National Endowment for the Arts Statement on the Death of National Heritage Fellow Henry Gray

A man in a gray suit wearing a gold medal with a red, blue, and yellow ribbon stands next to a woman in a red suit.
2006 National Heritage Fellow Henry Gray receives a medal in honor of his Fellowship, presented by Dr. Joyce Marie Jackson, Louisiana State University folklorist/ethnomusicologist and director of Cultural Crossroads, Inc. Gray’s original award was lost in the 2016 Baton Rouge flood and Jackson worked with the National Endowment for the Arts to present him with this replacement in 2018. Photo by Eric Waters
It is with great sadness that the National Endowment for the Arts acknowledges the death of Blues piano player Henry Gray, recipient of a 2006 National Heritage Fellowship, the nation’s highest honor in the folk and traditional arts. Henry Gray grew up on a farm near Baton Rouge, Louisiana. By the age of 12 he was spending his free time away from the cotton fields visiting the churches and juke joints nearby and attempting to imitate the piano styles he heard inside. After serving in World War II, he joined the rural migration north to Chicago where, after a period of time working with bluesman Big Maceo Merriwether, he became the piano player in the legendary Howlin’ Wolf's band. During this 12-year stint, he was also a session player for noted blues label Chess Records and helped shape the Chicago blues piano style while also writing some enduring blues songs.
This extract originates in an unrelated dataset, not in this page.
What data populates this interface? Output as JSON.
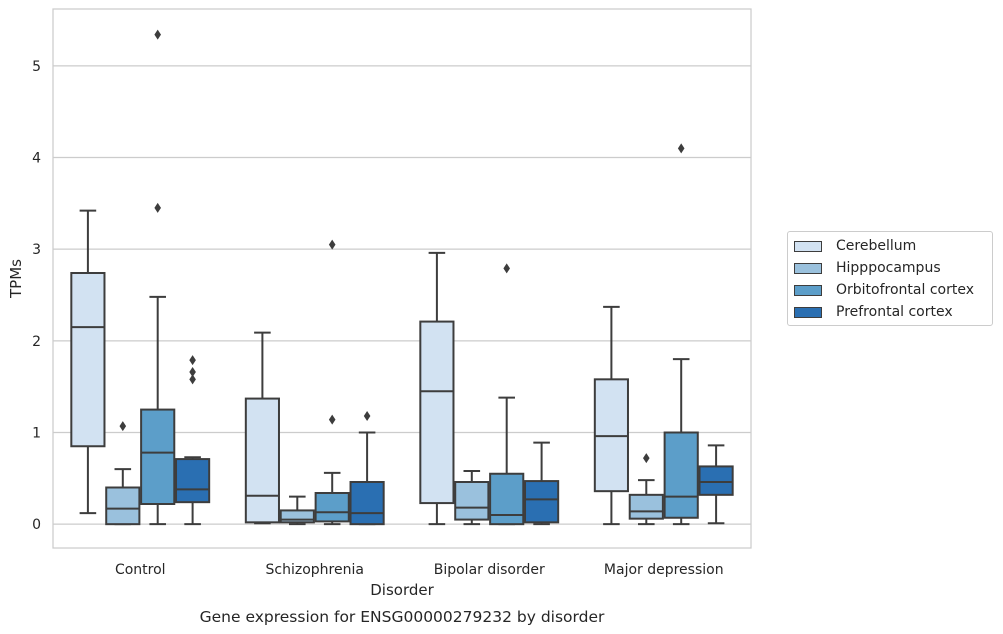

In 1968 Gray returned to Louisiana and eventually took up work as a roofer for the East Baton Rouge Parish School Board. Although popular groups such as the Rolling Stones were drawing attention to the urban blues styles of Chicago, Gray chose to play in clubs around Baton Rouge, emulating the "swamp blues" style of the region. He recorded a number of well-received solo albums, as well as touring and appearing at festivals. Scholar Dave Kunian said: "If you've listened to blues music in the last half-century, you've heard pianist Henry Gray...he recorded and played for everybody...[and] helped create the blueprint for Chicago blues piano and all that it would be...whenever you hear someone play a familiar blues riff or turnaround on the piano, there is a good chance they learned it from Henry Gray—or someone who learned it off Henry Gray." In a 2006 interview with the National Endowment for the Arts, Gray said: “The blues have been here and are always going to be here. But there aren't too many blues piano players that play the way that I do…. Everywhere I play it's crowded. All they have to do is put in the paper that Henry Gray is going to be there and it's going to be crowded.”